2) If we banned abortion except for cases of rape, how would a woman prove that she was raped in order to be allowed to get an abortion? Even if our justice system was fair to sexual assault victims, trials still often take months to years. By the time a woman could prove in court that she was raped, it would be too late for an abortion anyway.
And there’s still the potential health problem(s) of pregnancy, which are always possible, even in a healthy woman. If you’re against abortion on demand, you necessarily believe that women should be (potentially) forced to risk their lives because their contraception failed or some such thing.
To sum up, the “pro-life” pseudo-concerns that people pretend to have only make sense if you see fetuses as independent beings and women as empty incubators for babies. Which really is how some people see things, but they should at least be honest about it.
As for the India thing – yes, I’m against selective abortion of female fetuses, but even then I wouldn’t ban or restrict abortion because there are many women who legitimately need it. If I were in a position of power in India, I might try to ban doctors from telling pregnant women the sex of their baby (that info isn’t medically necessary) and I would otherwise work to raise the status of women and girls so that hopefully people would be less inclined to abort female fetuses. But I wouldn’t touch abortion, for the reasons explained above.”
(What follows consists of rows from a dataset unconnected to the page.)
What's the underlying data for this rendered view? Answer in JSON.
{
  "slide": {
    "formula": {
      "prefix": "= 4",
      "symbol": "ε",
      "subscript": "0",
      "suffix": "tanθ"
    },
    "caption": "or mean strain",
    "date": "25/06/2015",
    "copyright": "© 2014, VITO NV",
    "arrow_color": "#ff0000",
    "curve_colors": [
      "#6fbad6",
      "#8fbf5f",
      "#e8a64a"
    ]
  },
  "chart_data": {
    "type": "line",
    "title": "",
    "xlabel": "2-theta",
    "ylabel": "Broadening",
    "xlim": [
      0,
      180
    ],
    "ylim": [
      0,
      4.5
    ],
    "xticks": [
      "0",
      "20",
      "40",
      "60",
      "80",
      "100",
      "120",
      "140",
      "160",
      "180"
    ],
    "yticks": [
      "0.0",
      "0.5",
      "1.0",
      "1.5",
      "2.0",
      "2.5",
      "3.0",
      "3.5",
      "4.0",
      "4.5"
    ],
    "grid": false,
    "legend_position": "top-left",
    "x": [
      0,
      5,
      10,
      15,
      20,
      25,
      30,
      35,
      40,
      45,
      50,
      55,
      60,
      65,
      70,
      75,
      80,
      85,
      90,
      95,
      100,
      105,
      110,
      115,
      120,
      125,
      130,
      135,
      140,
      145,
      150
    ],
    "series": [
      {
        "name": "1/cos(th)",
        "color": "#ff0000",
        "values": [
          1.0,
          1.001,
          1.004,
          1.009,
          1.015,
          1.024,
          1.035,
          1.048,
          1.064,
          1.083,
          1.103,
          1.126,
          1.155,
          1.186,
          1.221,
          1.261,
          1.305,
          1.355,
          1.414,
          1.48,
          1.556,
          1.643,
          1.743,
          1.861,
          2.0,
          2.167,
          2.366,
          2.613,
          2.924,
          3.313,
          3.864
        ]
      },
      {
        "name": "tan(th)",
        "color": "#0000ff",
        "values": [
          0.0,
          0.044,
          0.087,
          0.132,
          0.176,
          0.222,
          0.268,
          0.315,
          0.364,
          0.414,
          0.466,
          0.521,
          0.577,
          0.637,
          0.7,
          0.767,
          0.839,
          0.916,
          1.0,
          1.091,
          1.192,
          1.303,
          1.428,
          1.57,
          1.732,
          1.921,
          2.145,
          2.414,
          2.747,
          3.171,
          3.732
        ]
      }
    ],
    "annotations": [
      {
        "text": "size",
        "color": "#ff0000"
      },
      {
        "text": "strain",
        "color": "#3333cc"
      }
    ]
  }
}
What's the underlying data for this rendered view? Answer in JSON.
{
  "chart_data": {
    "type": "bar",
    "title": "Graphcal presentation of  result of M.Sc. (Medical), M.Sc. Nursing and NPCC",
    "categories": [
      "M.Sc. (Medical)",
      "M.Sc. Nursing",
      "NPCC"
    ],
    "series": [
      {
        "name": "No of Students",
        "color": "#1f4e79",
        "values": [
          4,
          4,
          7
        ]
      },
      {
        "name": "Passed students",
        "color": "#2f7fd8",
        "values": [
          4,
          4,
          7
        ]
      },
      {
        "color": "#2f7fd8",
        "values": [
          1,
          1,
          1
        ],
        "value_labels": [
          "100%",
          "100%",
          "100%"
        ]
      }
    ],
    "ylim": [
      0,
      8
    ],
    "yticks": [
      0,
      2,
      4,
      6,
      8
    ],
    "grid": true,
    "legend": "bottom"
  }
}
End quote. I will repeat in my own words essentially what my friend wrote here. Sex selective abortion happens because of the low status of women. The way to combat this is to raise the status of women. When women are in control of our bodies and fertility, we only have sex when we want to, we only have babies when the timing is appropriate and we know we can care for them, and if we have to abort, we usually do it in the first trimester, not after finding out the sex. The fact of abortion being legal doesn’t cause doctors or husbands to abort female fetuses, the fact that they hate women does. It should be women, and only women, in charge of deciding whether or not to terminate a pregnancy, because we are the ones carrying it. And for heaven’s sake, men need to stop hating women.